There was an NFL game telecast from Munich, Germany, just last week. First NFL game in Germany and the place was packed. Bucaneers (w/Brady) against Seattle.  Crowd even lingered after the game ended, singing loudly and thoroughly enjoying themselves. I'd expect more NFL games from Germany in the future.


----------



## NorthernLight (Nov 19, 2022)

Sure, why not? Soccer is now a big deal in North America.

As a Canadian, I remember when nobody except a few immigrants cared about the World Cup. The Toronto team, Metros-Croatia (how ethnic is that?), was rarely mentioned in the sports reports. Pelé was the only soccer star anyone had heard of, and there was no such thing as a soccer mom.

Sports is a huge business. I can see major leagues making the most of foreign markets if they can.


----------



## Ken N Tx (Nov 20, 2022)




----------



## Alligatorob (Nov 21, 2022)

rasmusjc said:


> Am I wrong?


Hard to say, but if there is enough money the NFL will be there, with bells on...


----------



## JustBonee (Nov 25, 2022)

Alligatorob said:


> Hard to say, but if there is enough money the NFL will be there, with bells on...



I don't care for the trend that has been started...  

 local (US)  fans are out of luck for a game,  and Europe probably doesn't care for our sport of football.
But shove it down their throats anyway!! ..   JMO


----------



## Alligatorob (Nov 25, 2022)

JustBonee said:


> I don't care for the trend that has been started...
> 
> local (US)  fans are out of luck for a game,  and Europe probably doesn't care for our sport of football.
> But shove it down their throats anyway!! ..   JMO


Not really much of a trend, US football outside of the US has happened for a long time, but never caught on.  The closest has been the NFL games in Toronto dating back to 1959.  https://en.wikipedia.org/wiki/National_Football_League_in_Toronto 

My alma mater, LSU played the first college game outside the US in 1907, the Bacardi Bowl in Havana.  Easily defeating the University of Havana 56 to 0.  https://en.wikipedia.org/wiki/Bacardi_Bowl

The NFL and even much of college football is about money, not fans except that the money mostly comes from the fans.  Its the way business works.  I would have no problem with NFL franchises in Europe or Asia, but it seems unlikely.  Even in Toronto I don't see it any time soon.


----------



## JustBonee (Nov 25, 2022)

Alligatorob said:


> The NFL and even much of college football is about money, not fans except that the money mostly comes from the fans.  Its the way business works.  I would have no problem with NFL franchises in Europe or Asia, but it seems unlikely.  Even in Toronto I don't see it any time soon.
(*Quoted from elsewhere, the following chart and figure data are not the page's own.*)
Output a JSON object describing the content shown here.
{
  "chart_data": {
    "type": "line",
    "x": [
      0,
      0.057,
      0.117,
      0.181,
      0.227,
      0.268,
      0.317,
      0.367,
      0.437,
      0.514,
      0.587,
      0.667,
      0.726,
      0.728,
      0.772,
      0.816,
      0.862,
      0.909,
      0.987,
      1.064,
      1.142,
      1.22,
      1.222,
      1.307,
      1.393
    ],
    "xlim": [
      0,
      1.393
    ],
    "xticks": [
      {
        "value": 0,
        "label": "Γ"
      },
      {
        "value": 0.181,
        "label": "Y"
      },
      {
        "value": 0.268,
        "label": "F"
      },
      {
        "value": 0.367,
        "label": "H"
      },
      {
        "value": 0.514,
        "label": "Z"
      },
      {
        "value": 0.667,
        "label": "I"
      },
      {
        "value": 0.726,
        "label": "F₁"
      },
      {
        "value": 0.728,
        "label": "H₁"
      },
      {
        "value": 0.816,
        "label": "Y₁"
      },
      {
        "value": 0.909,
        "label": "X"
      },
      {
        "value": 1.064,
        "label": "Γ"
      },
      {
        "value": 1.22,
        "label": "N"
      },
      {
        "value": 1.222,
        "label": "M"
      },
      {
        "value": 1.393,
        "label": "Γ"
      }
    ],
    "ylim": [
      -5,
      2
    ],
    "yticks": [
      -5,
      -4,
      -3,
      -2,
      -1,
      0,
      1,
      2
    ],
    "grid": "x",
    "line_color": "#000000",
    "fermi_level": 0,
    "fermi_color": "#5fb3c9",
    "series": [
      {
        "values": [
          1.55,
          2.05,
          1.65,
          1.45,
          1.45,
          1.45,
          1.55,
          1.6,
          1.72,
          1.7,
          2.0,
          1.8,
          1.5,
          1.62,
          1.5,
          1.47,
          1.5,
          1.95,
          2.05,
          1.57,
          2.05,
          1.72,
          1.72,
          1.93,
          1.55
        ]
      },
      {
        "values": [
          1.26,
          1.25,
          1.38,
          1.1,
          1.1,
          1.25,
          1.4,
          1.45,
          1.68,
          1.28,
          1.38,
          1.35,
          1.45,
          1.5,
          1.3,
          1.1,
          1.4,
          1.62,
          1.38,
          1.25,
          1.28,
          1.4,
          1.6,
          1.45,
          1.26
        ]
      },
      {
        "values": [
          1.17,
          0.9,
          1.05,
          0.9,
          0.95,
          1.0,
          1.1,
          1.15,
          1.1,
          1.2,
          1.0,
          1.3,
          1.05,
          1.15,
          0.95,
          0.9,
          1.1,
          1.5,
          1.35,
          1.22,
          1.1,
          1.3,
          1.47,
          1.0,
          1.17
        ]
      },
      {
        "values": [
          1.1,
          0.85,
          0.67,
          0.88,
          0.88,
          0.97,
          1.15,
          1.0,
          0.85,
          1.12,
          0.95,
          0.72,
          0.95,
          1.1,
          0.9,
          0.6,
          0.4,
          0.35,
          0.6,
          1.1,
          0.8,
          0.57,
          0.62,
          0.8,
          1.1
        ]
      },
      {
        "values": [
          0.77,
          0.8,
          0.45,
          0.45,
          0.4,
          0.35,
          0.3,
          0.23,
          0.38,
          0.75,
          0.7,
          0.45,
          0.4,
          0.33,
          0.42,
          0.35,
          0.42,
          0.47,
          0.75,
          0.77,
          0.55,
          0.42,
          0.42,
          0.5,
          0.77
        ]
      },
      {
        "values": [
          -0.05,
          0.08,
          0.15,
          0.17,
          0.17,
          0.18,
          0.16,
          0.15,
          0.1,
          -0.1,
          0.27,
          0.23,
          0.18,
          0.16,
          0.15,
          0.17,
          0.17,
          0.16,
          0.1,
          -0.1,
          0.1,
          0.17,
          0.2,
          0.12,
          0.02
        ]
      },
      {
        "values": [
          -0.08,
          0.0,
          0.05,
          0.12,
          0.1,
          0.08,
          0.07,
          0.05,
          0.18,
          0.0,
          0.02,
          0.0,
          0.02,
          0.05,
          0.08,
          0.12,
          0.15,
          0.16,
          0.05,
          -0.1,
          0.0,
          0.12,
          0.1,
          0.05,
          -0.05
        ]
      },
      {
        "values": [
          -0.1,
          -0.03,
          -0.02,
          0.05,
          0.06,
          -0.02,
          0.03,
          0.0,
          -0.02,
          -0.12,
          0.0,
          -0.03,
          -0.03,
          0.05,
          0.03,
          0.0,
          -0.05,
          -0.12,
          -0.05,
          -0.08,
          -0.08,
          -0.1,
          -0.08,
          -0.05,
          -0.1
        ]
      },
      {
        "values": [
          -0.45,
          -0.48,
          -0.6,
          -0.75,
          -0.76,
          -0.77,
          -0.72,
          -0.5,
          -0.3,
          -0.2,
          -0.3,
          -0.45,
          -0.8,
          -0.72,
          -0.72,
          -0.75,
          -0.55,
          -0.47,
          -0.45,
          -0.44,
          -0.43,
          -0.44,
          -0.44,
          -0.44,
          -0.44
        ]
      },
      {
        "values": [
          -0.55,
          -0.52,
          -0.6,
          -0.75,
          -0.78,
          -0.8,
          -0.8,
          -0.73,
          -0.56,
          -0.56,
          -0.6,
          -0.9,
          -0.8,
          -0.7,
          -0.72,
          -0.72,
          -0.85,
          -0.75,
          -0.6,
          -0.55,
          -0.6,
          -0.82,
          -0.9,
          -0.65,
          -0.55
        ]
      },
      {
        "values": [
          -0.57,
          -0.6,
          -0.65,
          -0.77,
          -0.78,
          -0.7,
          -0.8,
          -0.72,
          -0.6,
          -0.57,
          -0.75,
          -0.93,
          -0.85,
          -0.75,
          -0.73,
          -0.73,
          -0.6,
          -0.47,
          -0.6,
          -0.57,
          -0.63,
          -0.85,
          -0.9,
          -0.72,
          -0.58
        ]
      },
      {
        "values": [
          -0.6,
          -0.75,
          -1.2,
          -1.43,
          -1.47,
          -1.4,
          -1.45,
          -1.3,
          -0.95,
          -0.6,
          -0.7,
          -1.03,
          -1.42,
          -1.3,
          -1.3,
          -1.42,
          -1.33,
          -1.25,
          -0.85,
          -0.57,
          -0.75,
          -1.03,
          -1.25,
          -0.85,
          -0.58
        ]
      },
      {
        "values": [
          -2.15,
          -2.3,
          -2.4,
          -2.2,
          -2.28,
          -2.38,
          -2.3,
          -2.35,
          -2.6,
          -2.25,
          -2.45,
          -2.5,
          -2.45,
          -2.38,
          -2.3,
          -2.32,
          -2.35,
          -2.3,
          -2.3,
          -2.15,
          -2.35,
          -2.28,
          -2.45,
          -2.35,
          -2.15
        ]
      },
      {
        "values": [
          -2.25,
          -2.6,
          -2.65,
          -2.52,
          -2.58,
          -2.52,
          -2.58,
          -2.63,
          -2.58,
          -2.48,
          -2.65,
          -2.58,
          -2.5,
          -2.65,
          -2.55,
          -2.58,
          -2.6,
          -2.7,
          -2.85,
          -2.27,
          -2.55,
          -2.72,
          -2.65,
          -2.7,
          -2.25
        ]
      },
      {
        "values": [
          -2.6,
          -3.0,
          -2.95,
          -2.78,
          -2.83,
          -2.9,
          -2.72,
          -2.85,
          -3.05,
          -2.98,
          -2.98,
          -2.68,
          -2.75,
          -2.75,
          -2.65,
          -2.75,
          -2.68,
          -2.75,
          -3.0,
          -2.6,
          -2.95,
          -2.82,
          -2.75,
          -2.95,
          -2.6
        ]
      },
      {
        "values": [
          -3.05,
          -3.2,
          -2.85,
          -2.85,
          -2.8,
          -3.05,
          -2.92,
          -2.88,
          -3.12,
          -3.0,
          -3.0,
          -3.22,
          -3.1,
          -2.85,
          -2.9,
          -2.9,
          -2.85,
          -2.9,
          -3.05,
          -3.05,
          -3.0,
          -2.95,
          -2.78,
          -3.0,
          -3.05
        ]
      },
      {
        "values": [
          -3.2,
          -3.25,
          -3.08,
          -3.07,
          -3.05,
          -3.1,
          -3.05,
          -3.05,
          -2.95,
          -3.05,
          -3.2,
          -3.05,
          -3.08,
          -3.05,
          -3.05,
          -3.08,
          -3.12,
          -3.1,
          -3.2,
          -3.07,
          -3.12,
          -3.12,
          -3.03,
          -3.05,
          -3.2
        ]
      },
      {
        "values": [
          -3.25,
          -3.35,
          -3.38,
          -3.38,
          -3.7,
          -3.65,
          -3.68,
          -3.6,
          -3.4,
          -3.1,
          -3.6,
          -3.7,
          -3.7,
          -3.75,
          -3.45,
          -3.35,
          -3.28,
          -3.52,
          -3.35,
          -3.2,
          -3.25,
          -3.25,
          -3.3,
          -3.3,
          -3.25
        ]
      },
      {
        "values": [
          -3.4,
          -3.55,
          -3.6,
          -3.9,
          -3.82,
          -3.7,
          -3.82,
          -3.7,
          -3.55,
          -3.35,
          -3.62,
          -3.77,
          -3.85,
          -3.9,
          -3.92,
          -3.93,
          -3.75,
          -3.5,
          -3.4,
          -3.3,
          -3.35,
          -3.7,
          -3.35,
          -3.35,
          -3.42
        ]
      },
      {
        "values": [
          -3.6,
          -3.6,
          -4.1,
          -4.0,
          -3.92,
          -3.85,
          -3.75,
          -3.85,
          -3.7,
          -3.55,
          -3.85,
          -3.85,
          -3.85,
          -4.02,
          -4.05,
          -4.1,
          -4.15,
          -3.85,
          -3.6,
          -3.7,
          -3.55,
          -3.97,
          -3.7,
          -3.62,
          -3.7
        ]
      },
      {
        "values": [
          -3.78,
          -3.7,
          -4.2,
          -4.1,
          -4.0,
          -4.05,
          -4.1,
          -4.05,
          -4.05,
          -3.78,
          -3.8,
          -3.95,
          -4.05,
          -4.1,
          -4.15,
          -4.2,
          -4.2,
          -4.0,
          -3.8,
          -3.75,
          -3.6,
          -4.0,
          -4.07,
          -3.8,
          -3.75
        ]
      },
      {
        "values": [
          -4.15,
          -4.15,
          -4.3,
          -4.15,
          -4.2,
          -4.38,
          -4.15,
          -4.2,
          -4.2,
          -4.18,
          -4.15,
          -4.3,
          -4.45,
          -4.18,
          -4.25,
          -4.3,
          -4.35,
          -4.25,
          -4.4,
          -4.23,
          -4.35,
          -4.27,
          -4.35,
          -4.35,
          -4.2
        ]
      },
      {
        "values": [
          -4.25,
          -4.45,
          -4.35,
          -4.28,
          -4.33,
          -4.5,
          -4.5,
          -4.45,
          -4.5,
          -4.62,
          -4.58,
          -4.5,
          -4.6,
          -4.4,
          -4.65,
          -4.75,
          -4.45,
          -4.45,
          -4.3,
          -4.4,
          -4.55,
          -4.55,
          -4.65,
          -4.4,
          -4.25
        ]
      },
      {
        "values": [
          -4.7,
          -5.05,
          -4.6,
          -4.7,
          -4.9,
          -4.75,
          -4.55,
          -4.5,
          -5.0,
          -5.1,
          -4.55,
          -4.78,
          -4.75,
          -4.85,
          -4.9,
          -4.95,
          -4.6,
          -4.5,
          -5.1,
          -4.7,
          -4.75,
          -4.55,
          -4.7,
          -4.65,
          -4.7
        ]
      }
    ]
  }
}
Yes,  that's just it ...   the ridiculous amt. of money for supporting an NFL  franchise would be a hard sell  out of our country.

It's a lifelong habit .. People following their favorite teams are usually _born into it ... _ thru family and community.  I was.


----------



## horseless carriage (Nov 25, 2022)

NorthernLight said:


> Sure, why not? Soccer is now a big deal in North America.


Looks like the pupil has become the master: England 0. USA 0.


----------



## MarkinPhx (Nov 25, 2022)

The Arizona Cardinals gave up a home game  in Glendale to play San Francisco in Mexico City this past Monday. Considering the current state of the Cardinals, I don't think anyone minded the game being played in Mexico City instead of here.


----------



## Lethe200 (Nov 25, 2022)

MarkinPhx said:


> The Arizona Cardinals gave up a home game  in Glendale to play San Francisco in Mexico City this past Monday. Considering the current state of the Cardinals, I don't think anyone minded the game being played in Mexico City instead of here.


Yes, it's been a rough year for the Cardinals. Preseason everyone was predicting the NFC West would be a shoot-out between the top three teams (LAR, SF, AZ) with Seattle on the bottom. Reality has been quite different so far!


----------